AstraZeneca’s recently established Neuroscience Innovative Medicines Unit (iMed) has expanded its R&D capabilities through the acquisition of a portfolio of preclinical and clinical small molecule candidates from Link Medicine, and the separate establishment of an Alzheimer disease research consortium with four academic research laboratories.
The neurodegenerative diseases candidates acquired from Link Medicine are designed to target famesyltransferase, and so modulate autophagy, a process that could have applications against Parkinson and Alzheimer diseases, which are characterized by the build up of neurotoxic aggregates of incorrectly folded proteins. Link is focused on the development of disease-modifying drugs that prevent or reduce protein aggregates involved in specific neurodegenerative diseases. Under terms of the deal AstraZeneca takes over all R&D for the autophagy program, and will pay Link an up-front fee and future milestones.
AstraZeneca’s new Alzheimer disease research consortium, dubbed the A5 alliance, will focus on investigating the relationship between apolipoprotein E and Alzheimer disease, and ultimately aims to identify and validate drug targets. Partners in the initiative include experts at Weill Cornell’s Helen and Robert Appel Alzheimer’s Disease Research Institute, Washington University in St. Louis, The Feinstein Institute for Medical Research, and the University of British Columbia. AstraZeneca will fund the academic research, and the alliance members will contribute program management and scientific expertise through work at their own laboratories.

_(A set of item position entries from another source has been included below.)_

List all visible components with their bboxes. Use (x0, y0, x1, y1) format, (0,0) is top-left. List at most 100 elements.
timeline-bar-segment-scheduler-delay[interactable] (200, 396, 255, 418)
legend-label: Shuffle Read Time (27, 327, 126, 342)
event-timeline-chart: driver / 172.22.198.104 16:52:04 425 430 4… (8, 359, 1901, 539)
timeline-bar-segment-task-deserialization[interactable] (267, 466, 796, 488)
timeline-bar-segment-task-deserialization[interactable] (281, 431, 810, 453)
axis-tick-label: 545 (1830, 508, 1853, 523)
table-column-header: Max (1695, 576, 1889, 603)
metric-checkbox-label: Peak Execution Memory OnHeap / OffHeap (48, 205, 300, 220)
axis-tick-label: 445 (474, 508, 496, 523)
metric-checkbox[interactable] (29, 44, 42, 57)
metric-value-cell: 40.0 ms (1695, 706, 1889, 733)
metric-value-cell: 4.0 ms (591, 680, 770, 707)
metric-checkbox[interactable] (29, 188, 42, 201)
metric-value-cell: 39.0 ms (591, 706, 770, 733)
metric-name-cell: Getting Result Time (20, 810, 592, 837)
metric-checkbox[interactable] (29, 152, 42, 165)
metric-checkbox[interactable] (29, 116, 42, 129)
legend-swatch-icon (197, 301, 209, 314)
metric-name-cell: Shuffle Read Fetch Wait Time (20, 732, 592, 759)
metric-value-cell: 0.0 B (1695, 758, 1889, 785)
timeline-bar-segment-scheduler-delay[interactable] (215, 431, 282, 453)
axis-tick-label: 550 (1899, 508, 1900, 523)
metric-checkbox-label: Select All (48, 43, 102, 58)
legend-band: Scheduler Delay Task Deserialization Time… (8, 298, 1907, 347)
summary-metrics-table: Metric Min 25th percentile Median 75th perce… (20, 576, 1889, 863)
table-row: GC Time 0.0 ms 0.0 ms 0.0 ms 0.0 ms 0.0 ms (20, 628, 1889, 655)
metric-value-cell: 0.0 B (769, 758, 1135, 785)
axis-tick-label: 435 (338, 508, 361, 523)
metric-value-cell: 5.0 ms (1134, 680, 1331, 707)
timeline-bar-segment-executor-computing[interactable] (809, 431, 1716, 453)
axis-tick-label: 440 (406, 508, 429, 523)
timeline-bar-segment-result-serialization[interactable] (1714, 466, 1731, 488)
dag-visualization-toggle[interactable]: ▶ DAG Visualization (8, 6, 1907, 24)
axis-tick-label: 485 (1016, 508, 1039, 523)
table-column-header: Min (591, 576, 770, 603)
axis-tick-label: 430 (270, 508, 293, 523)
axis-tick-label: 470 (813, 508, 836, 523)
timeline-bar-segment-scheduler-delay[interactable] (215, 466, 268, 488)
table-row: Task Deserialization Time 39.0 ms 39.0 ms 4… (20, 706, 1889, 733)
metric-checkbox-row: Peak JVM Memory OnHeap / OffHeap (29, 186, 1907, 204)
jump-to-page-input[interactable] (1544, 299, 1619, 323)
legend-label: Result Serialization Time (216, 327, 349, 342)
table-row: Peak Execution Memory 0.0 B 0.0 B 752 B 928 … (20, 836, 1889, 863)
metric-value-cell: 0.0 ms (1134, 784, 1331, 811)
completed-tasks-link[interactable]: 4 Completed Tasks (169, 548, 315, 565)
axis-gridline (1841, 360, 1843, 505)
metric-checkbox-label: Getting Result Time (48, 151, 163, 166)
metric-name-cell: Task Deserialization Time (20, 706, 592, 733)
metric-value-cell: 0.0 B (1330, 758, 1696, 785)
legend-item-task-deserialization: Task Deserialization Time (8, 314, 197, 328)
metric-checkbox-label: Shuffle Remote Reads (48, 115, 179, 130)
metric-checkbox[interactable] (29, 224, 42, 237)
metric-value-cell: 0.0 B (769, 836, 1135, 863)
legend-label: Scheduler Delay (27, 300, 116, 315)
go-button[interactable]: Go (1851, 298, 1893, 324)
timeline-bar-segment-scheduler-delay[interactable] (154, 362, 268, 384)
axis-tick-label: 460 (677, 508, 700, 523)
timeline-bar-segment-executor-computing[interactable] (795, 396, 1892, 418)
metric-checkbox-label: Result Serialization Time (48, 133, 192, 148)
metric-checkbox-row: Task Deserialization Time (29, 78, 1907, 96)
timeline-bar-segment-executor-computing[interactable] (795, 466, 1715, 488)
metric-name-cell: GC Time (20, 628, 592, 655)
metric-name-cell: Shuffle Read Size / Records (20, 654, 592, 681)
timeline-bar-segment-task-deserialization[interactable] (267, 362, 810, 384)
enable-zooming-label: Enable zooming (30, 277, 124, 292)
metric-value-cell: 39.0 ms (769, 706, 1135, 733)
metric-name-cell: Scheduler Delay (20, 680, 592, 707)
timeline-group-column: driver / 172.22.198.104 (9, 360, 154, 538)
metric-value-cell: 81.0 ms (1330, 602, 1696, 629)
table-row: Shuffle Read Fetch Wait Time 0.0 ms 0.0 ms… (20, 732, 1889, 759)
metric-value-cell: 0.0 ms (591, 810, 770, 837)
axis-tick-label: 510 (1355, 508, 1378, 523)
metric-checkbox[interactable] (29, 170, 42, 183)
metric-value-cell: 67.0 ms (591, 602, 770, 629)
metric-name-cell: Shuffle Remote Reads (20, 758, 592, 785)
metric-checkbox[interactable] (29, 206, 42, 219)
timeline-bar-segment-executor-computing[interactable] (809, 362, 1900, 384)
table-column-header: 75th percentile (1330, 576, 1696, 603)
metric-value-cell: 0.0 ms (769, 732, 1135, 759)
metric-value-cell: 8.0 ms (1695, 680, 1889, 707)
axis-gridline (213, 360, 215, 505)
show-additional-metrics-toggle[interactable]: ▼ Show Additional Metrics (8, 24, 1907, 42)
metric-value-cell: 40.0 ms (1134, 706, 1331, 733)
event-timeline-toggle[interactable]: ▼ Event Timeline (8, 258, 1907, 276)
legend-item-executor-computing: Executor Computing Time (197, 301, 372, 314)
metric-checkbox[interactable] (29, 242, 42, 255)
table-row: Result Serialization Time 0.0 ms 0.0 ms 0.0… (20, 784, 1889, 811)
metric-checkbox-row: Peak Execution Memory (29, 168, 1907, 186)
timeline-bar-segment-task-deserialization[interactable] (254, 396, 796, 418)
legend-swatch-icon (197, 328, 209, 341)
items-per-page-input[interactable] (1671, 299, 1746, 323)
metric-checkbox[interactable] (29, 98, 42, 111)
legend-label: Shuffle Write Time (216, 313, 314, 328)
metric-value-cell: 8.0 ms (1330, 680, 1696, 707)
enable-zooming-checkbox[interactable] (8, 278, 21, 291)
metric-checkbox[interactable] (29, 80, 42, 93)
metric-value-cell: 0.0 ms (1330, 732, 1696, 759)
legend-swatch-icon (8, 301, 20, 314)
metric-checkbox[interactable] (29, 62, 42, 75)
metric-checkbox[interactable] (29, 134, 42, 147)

“The formation of the A5 alliance represents a unique academic-industry partnership whereby these Alzheimer disease experts will link their labs together and work closely with a pharmaceutical company to unlock the science behind ApoE in order to discover new disease-modifying drug targets,” comments Steve Paul, M.D. who is principal academic collaborator on the initiative, director of the Helen and Robert Appel Alzheimer Disease Research Institute, and professor of neuroscience, psychiatry and pharmacology at Weill Cornell. “We are convinced that ApolE represents a major piece of the Alzheimer disease puzzle and that each member of the A5 alliance brings a critical piece of that puzzle to the table.”
AstraZeneca established its virtual Neuroscience Innovative Medicines Unit earlier this year, under the leadership of Mike Pool, M.D., who was most recently chief medical officer at Link Medicine. The Unit’s team, based in Boston and Cambridge (U.K.), will manage drug discovery and development collaborations with a network of academic and industry partners.